Professor shares how many years a friendship must last before it'll become lifelong
Think of your best friend. How long have you known them? Growing up, children make friends and say they’ll be best friends forever. That’s where “BFF” came from, for crying out loud. But is the concept of the lifelong friend real? If so, how many years of friendship will have to bloom before a friendship goes the distance? Well, a Dutch study may have the answer to that last question.
Sociologist Gerald Mollenhorst and his team in the Netherlands did extensive research on friendships and made some interesting findings in his surveys and studies. Mollenhorst found that over half of your friendships will “shed” within seven years. However, the relationships that go past the seven-year mark tend to last. This led to the prevailing theory that most friendships lasting more than seven years would endure throughout a person’s lifetime.
In Mollenhorst’s findings, lifelong friendships seem to come down to one thing: reciprocal effort. The primary reason so many friendships form and fade within seven-year cycles has much to do with a person’s ages and life stages. A lot of people lose touch with elementary and high school friends because so many leave home to attend college. Work friends change when someone gets promoted or finds a better job in a different state. Some friends get married and have children, reducing one-on-one time together, and thus a friendship fades. It’s easy to lose friends, but naturally harder to keep them when you’re no longer in proximity.

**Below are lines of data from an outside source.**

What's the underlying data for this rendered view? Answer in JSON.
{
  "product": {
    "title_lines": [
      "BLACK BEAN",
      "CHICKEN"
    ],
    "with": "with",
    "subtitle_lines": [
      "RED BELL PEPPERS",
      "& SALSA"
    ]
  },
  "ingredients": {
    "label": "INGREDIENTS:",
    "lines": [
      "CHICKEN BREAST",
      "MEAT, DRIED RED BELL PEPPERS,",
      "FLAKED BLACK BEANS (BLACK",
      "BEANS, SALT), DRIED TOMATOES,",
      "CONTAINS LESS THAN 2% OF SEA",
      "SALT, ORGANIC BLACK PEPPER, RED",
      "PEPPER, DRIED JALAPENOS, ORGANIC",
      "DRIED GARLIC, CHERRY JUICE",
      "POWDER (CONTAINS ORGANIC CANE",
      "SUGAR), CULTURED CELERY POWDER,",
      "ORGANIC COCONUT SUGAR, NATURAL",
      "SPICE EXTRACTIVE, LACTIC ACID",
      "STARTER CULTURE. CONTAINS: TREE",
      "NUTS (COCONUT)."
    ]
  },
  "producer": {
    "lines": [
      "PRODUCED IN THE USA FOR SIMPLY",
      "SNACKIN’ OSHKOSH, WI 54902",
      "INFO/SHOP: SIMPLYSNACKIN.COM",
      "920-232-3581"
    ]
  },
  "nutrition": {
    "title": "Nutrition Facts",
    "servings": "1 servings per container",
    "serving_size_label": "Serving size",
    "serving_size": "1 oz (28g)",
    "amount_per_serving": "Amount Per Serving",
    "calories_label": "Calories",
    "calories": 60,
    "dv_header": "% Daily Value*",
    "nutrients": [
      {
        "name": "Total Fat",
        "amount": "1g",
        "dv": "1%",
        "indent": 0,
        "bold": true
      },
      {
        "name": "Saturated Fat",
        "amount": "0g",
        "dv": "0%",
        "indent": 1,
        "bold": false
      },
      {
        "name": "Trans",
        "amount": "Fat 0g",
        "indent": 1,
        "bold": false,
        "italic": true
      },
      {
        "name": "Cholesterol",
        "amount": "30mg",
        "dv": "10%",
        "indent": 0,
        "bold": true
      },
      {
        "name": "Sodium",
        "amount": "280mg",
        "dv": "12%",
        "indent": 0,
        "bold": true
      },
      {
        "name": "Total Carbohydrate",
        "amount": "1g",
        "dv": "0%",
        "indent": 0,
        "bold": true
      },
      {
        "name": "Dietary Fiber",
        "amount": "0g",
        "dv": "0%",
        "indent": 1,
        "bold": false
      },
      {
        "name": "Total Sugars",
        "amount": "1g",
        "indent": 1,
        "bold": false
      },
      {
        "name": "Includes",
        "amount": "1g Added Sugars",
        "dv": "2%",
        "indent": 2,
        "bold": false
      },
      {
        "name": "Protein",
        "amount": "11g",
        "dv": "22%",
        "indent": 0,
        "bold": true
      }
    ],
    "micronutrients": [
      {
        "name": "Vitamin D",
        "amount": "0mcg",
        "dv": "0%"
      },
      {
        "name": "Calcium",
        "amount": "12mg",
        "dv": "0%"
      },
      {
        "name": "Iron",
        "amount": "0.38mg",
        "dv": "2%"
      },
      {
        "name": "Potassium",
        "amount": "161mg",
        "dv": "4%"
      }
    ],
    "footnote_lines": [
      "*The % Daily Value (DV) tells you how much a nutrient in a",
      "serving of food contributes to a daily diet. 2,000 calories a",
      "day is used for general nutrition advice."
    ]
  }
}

Some people on Reddit even wonder if lifelong friendships are actually real or just a romanticized thought nowadays. However, older commenters showed that lifelong friendship is still possible:
“I met my friend on the first day of kindergarten. Maybe not the very first day, but within the first week. We were texting each other stupid memes just yesterday. This year we’ll both celebrate our 58th birthdays.”

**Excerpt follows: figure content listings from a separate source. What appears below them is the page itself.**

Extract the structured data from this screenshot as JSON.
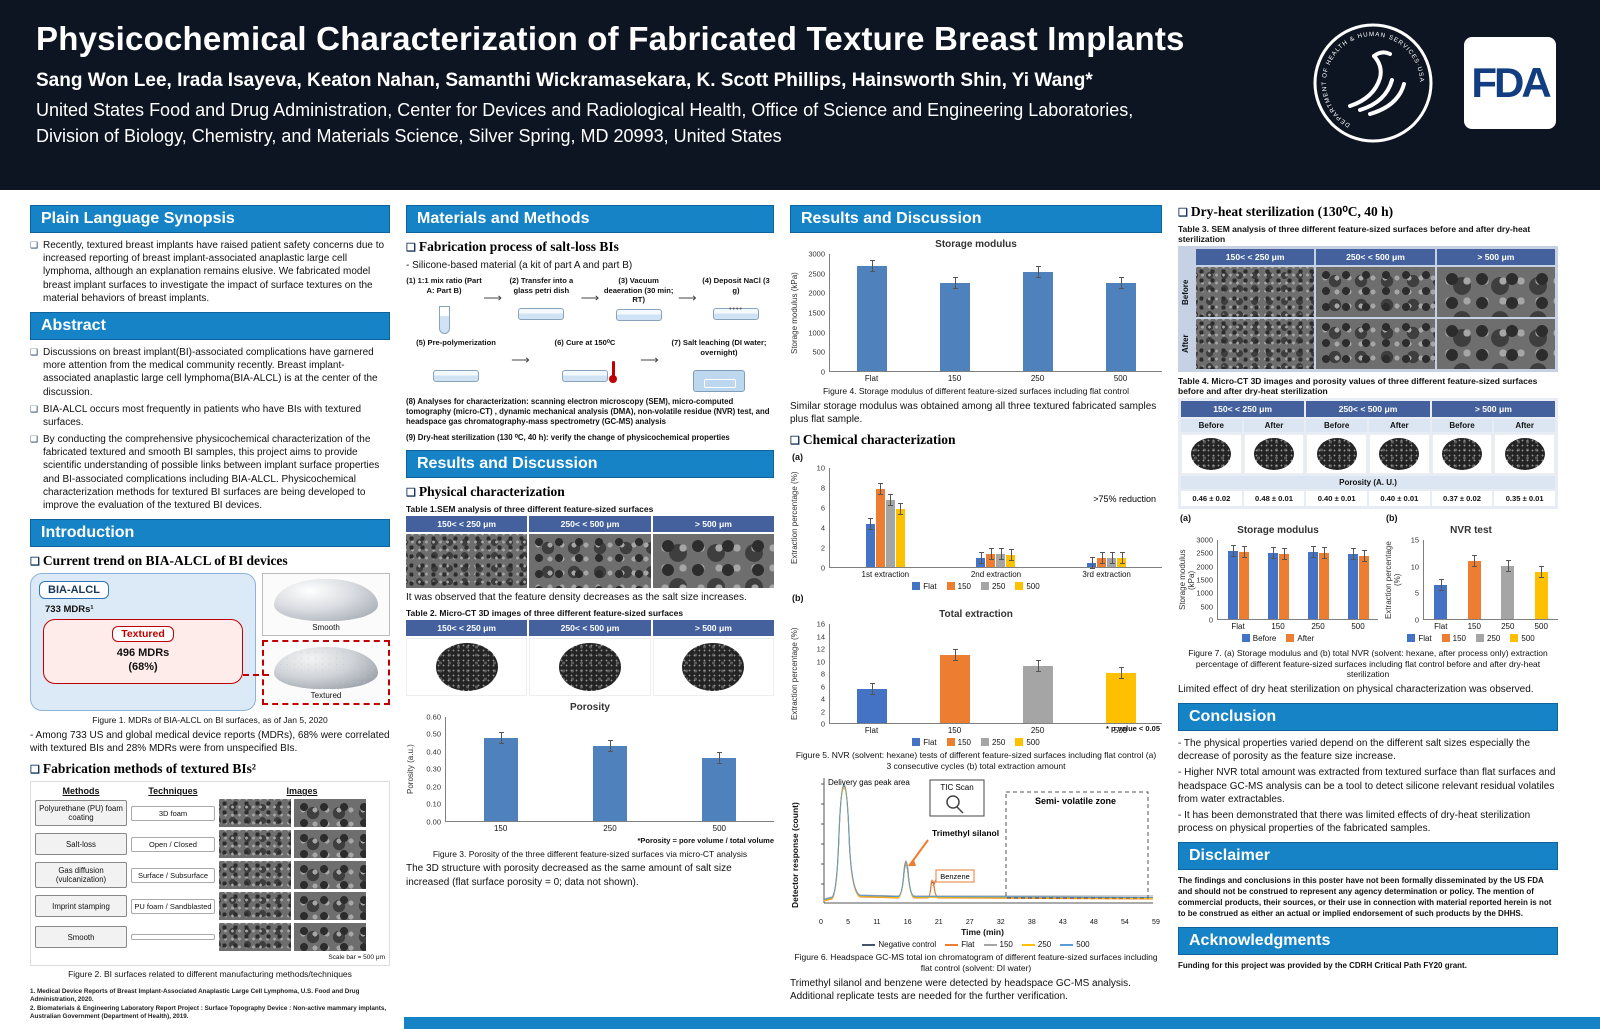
{
  "header": {
    "title": "Physicochemical Characterization of Fabricated Texture Breast Implants",
    "authors": "Sang Won Lee, Irada Isayeva, Keaton Nahan, Samanthi Wickramasekara, K. Scott Phillips, Hainsworth Shin, Yi Wang*",
    "affiliation1": "United States Food and Drug Administration, Center for Devices and Radiological Health, Office of Science and Engineering Laboratories,",
    "affiliation2": "Division of Biology, Chemistry, and Materials Science, Silver Spring, MD 20993, United States",
    "fda_logo_text": "FDA",
    "hhs_ring_text": "DEPARTMENT OF HEALTH & HUMAN SERVICES·USA"
  },
  "col1": {
    "synopsis_title": "Plain Language Synopsis",
    "synopsis_bullets": [
      "Recently, textured breast implants have raised patient safety concerns due to increased reporting of breast implant-associated anaplastic large cell lymphoma, although an explanation remains elusive. We fabricated model breast implant surfaces to investigate the impact of surface textures on the material behaviors of breast implants."
    ],
    "abstract_title": "Abstract",
    "abstract_bullets": [
      "Discussions on breast implant(BI)-associated complications have garnered more attention from the medical community recently. Breast implant-associated anaplastic large cell lymphoma(BIA-ALCL) is at the center of the discussion.",
      "BIA-ALCL occurs most frequently in patients who have BIs with textured surfaces.",
      "By conducting the comprehensive physicochemical characterization of the fabricated textured and smooth BI samples, this project aims to provide scientific understanding of possible links between implant surface properties and BI-associated complications including BIA-ALCL. Physicochemical characterization methods for textured BI surfaces are being developed to improve the evaluation of the textured BI devices."
    ],
    "intro_title": "Introduction",
    "trend_heading": "Current trend on BIA-ALCL of BI devices",
    "diagram": {
      "bia_alcl": "BIA-ALCL",
      "mdrs_total": "733 MDRs¹",
      "textured_label": "Textured",
      "mdrs_textured": "496 MDRs",
      "mdrs_pct": "(68%)",
      "smooth_caption": "Smooth",
      "textured_caption": "Textured"
    },
    "fig1_caption": "Figure 1. MDRs of BIA-ALCL on BI surfaces, as of Jan 5, 2020",
    "fig1_note": "- Among 733 US and global medical device reports (MDRs), 68% were correlated with textured BIs and 28% MDRs were from unspecified BIs.",
    "fab_heading": "Fabrication methods of textured BIs²",
    "methods_table": {
      "col_methods": "Methods",
      "col_techniques": "Techniques",
      "col_images": "Images",
      "rows": [
        {
          "method": "Polyurethane (PU) foam coating",
          "technique": "3D foam"
        },
        {
          "method": "Salt-loss",
          "technique": "Open / Closed"
        },
        {
          "method": "Gas diffusion (vulcanization)",
          "technique": "Surface / Subsurface"
        },
        {
          "method": "Imprint stamping",
          "technique": "PU foam / Sandblasted"
        },
        {
          "method": "Smooth",
          "technique": ""
        }
      ],
      "scale_note": "Scale bar = 500 μm"
    },
    "fig2_caption": "Figure 2. BI surfaces related to different manufacturing methods/techniques",
    "footnote1": "1. Medical Device Reports of Breast Implant-Associated Anaplastic Large Cell Lymphoma, U.S. Food and Drug Administration, 2020.",
    "footnote2": "2. Biomaterials & Engineering Laboratory Report Project : Surface Topography Device : Non-active mammary implants, Australian Government (Department of Health), 2019."
  },
  "col2": {
    "mm_title": "Materials and Methods",
    "fab_heading": "Fabrication process of salt-loss BIs",
    "material_line": "- Silicone-based material (a kit of part A and part B)",
    "steps1": [
      "(1) 1:1 mix ratio (Part A: Part B)",
      "(2) Transfer into a glass petri dish",
      "(3) Vacuum deaeration (30 min; RT)",
      "(4) Deposit NaCl (3 g)"
    ],
    "steps2": [
      "(5) Pre-polymerization",
      "(6) Cure at 150⁰C",
      "(7) Salt leaching (DI water; overnight)"
    ],
    "step8": "(8) Analyses for characterization: scanning electron microscopy (SEM), micro-computed tomography (micro-CT) , dynamic mechanical analysis (DMA), non-volatile residue (NVR) test, and headspace gas chromatography-mass spectrometry (GC-MS) analysis",
    "step9": "(9) Dry-heat sterilization (130 ⁰C, 40 h): verify the change of physicochemical properties",
    "rd_title": "Results and Discussion",
    "phys_heading": "Physical characterization",
    "table1_caption": "Table 1.SEM analysis of three different feature-sized surfaces",
    "obs1": "It was observed that the feature density decreases as the salt size increases.",
    "table2_caption": "Table 2. Micro-CT 3D images of three different feature-sized surfaces",
    "porosity_note": "*Porosity = pore volume / total volume",
    "fig3_caption": "Figure 3. Porosity of the three different feature-sized surfaces via micro-CT analysis",
    "obs2": "The 3D structure with porosity decreased as the same amount of salt size increased (flat surface porosity = 0; data not shown)."
  },
  "col3": {
    "rd_title": "Results and Discussion",
    "fig4_caption": "Figure 4. Storage modulus of different feature-sized surfaces including flat control",
    "fig4_note": "Similar storage modulus was obtained among all three textured fabricated samples plus flat sample.",
    "chem_heading": "Chemical characterization",
    "label_a": "(a)",
    "label_b": "(b)",
    "fig5_caption": "Figure 5. NVR (solvent: hexane) tests of different feature-sized surfaces including flat control (a) 3 consecutive cycles (b) total extraction amount",
    "gc": {
      "ylabel": "Detector response (count)",
      "xlabel": "Time (min)",
      "xticks": [
        "0",
        "5",
        "11",
        "16",
        "21",
        "27",
        "32",
        "38",
        "43",
        "48",
        "54",
        "59"
      ],
      "labels": {
        "delivery": "Delivery gas peak area",
        "tic": "TIC Scan",
        "semivolatile": "Semi- volatile zone",
        "silanol": "Trimethyl silanol",
        "benzene": "Benzene"
      },
      "legend": [
        {
          "label": "Negative control",
          "color": "#44546a"
        },
        {
          "label": "Flat",
          "color": "#ed7d31"
        },
        {
          "label": "150",
          "color": "#a5a5a5"
        },
        {
          "label": "250",
          "color": "#ffc000"
        },
        {
          "label": "500",
          "color": "#5b9bd5"
        }
      ]
    },
    "fig6_caption": "Figure 6. Headspace GC-MS total ion chromatogram of different feature-sized surfaces including flat control (solvent: DI water)",
    "fig6_note": "Trimethyl silanol and benzene were detected by headspace GC-MS analysis. Additional replicate tests are needed for the further verification."
  },
  "col4": {
    "dryheat_heading": "Dry-heat sterilization (130⁰C, 40 h)",
    "table3_caption": "Table 3. SEM analysis of three different feature-sized surfaces before and after dry-heat sterilization",
    "before_label": "Before",
    "after_label": "After",
    "table4_caption": "Table 4. Micro-CT 3D images and porosity values of three different feature-sized surfaces before and after dry-heat sterilization",
    "table4": {
      "sub_headers": [
        "Before",
        "After",
        "Before",
        "After",
        "Before",
        "After"
      ],
      "porosity_label": "Porosity (A. U.)",
      "porosity_values": [
        "0.46 ± 0.02",
        "0.48 ± 0.01",
        "0.40 ± 0.01",
        "0.40 ± 0.01",
        "0.37 ± 0.02",
        "0.35 ± 0.01"
      ]
    },
    "label_a": "(a)",
    "label_b": "(b)",
    "fig7_caption": "Figure 7. (a) Storage modulus and (b) total NVR (solvent: hexane, after process only) extraction percentage of different feature-sized surfaces including flat control before and after dry-heat sterilization",
    "fig7_note": "Limited effect of dry heat sterilization on physical characterization was observed.",
    "conclusion_title": "Conclusion",
    "conclusion_bullets": [
      "- The physical properties varied depend on the different salt sizes especially the decrease of porosity as the feature size increase.",
      "- Higher NVR total amount was extracted from textured surface than flat surfaces and headspace GC-MS analysis can be a tool to detect silicone relevant residual volatiles from water extractables.",
      "- It has been demonstrated that there was limited effects of dry-heat sterilization process on physical properties of the fabricated samples."
    ],
    "disclaimer_title": "Disclaimer",
    "disclaimer_text": "The findings and conclusions in this poster have not been formally disseminated by the US FDA and should not be construed to represent any agency determination or policy. The mention of commercial products, their sources, or their use in connection with material reported herein is not to be construed as either an actual or implied endorsement of such products by the DHHS.",
    "ack_title": "Acknowledgments",
    "ack_text": "Funding for this project was provided by the CDRH Critical Path FY20 grant."
  },
  "sizes": [
    "150< < 250 μm",
    "250< < 500 μm",
    "> 500 μm"
  ],
  "chart_data": {
    "porosity": {
      "type": "bar",
      "title": "Porosity",
      "ylabel": "Porosity (a.u.)",
      "categories": [
        "150",
        "250",
        "500"
      ],
      "values": [
        0.48,
        0.43,
        0.36
      ],
      "errors": [
        0.03,
        0.02,
        0.06
      ],
      "ylim": [
        0,
        0.6
      ],
      "yticks": [
        "0.00",
        "0.10",
        "0.20",
        "0.30",
        "0.40",
        "0.50",
        "0.60"
      ],
      "bar_color": "#4f81bd"
    },
    "storage": {
      "type": "bar",
      "title": "Storage modulus",
      "ylabel": "Storage modulus (kPa)",
      "categories": [
        "Flat",
        "150",
        "250",
        "500"
      ],
      "values": [
        2700,
        2250,
        2550,
        2250
      ],
      "errors": [
        180,
        220,
        130,
        160
      ],
      "ylim": [
        0,
        3000
      ],
      "yticks": [
        "0",
        "500",
        "1000",
        "1500",
        "2000",
        "2500",
        "3000"
      ],
      "bar_color": "#4f81bd"
    },
    "nvr_cycles": {
      "type": "grouped-bar",
      "ylabel": "Extraction percentage (%)",
      "categories": [
        "1st extraction",
        "2nd extraction",
        "3rd extraction"
      ],
      "series": [
        {
          "name": "Flat",
          "color": "#4472c4",
          "values": [
            4.3,
            0.9,
            0.4
          ]
        },
        {
          "name": "150",
          "color": "#ed7d31",
          "values": [
            7.9,
            1.3,
            0.9
          ]
        },
        {
          "name": "250",
          "color": "#a5a5a5",
          "values": [
            6.8,
            1.3,
            0.9
          ]
        },
        {
          "name": "500",
          "color": "#ffc000",
          "values": [
            5.9,
            1.2,
            0.9
          ]
        }
      ],
      "ylim": [
        0,
        10
      ],
      "yticks": [
        "0",
        "2",
        "4",
        "6",
        "8",
        "10"
      ],
      "annotation": ">75% reduction",
      "legend": [
        {
          "label": "Flat",
          "color": "#4472c4"
        },
        {
          "label": "150",
          "color": "#ed7d31"
        },
        {
          "label": "250",
          "color": "#a5a5a5"
        },
        {
          "label": "500",
          "color": "#ffc000"
        }
      ]
    },
    "nvr_total": {
      "type": "bar",
      "title": "Total extraction",
      "ylabel": "Extraction percentage (%)",
      "categories": [
        "Flat",
        "150",
        "250",
        "500"
      ],
      "values": [
        5.5,
        11.0,
        9.2,
        8.1
      ],
      "errors": [
        0.5,
        1.2,
        0.8,
        0.9
      ],
      "ylim": [
        0,
        16
      ],
      "yticks": [
        "0",
        "2",
        "4",
        "6",
        "8",
        "10",
        "12",
        "14",
        "16"
      ],
      "colors": [
        "#4472c4",
        "#ed7d31",
        "#a5a5a5",
        "#ffc000"
      ],
      "legend": [
        {
          "label": "Flat",
          "color": "#4472c4"
        },
        {
          "label": "150",
          "color": "#ed7d31"
        },
        {
          "label": "250",
          "color": "#a5a5a5"
        },
        {
          "label": "500",
          "color": "#ffc000"
        }
      ],
      "note": "* p value < 0.05"
    },
    "fig7_storage": {
      "type": "grouped-bar",
      "title": "Storage modulus",
      "ylabel": "Storage modulus (kPa)",
      "categories": [
        "Flat",
        "150",
        "250",
        "500"
      ],
      "series": [
        {
          "name": "Before",
          "color": "#4472c4",
          "values": [
            2600,
            2500,
            2550,
            2450
          ]
        },
        {
          "name": "After",
          "color": "#ed7d31",
          "values": [
            2550,
            2450,
            2500,
            2400
          ]
        }
      ],
      "ylim": [
        0,
        3000
      ],
      "yticks": [
        "0",
        "500",
        "1000",
        "1500",
        "2000",
        "2500",
        "3000"
      ],
      "legend": [
        {
          "label": "Before",
          "color": "#4472c4"
        },
        {
          "label": "After",
          "color": "#ed7d31"
        }
      ]
    },
    "fig7_nvr": {
      "type": "bar",
      "title": "NVR test",
      "ylabel": "Extraction percentage (%)",
      "categories": [
        "Flat",
        "150",
        "250",
        "500"
      ],
      "values": [
        6.5,
        11.0,
        10.0,
        9.0
      ],
      "errors": [
        0.5,
        0.6,
        0.7,
        0.8
      ],
      "ylim": [
        0,
        15
      ],
      "yticks": [
        "0",
        "5",
        "10",
        "15"
      ],
      "colors": [
        "#4472c4",
        "#ed7d31",
        "#a5a5a5",
        "#ffc000"
      ],
      "legend": [
        {
          "label": "Flat",
          "color": "#4472c4"
        },
        {
          "label": "150",
          "color": "#ed7d31"
        },
        {
          "label": "250",
          "color": "#a5a5a5"
        },
        {
          "label": "500",
          "color": "#ffc000"
        }
      ]
    }
  }
}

“My oldest friend and I met when she was just 5 and I was 9. Next-door neighbors. We're now both over 60 and still talk weekly and visit at least twice a year.”
“I’m 55. I’ve just spent a weekend with friends I met 24 and 32 years ago respectively. I’m also still in touch with my penpal in the States. I was 15 when we started writing to each other.”
“My friends (3 of them) go back to my college days in my 20’s that I still talk to a minimum of once a week. I'm in my early 60s now.”
“We ebb and flow. Sometimes many years will pass as we go through different things and phases. Nobody gets buttsore if we aren’t in touch all the time. In our 50s we don’t try and argue or be petty like we did before. But I love them. I don’t need a weekly lunch to know that. I could make a call right now if I needed something. Same with them.”
Maintaining a friendship for life is never guaranteed, but there are ways, psychotherapists say, that can make a friendship last. It’s not easy, but for a friendship to last, both participants need to make room for patience and place greater weight on their similarities than on the differences that may develop over time. Along with that, it’s helpful to be tolerant of large distances and gaps of time between visits, too. It’s not easy, and it requires both people involved to be equally invested to keep the friendship alive and from becoming stagnant.
As tough as it sounds, it is still possible. You may be a fortunate person who can name several friends you’ve kept for over seven years or over seventy years. But if you’re not, every new friendship you make has the same chance and potential of being lifelong.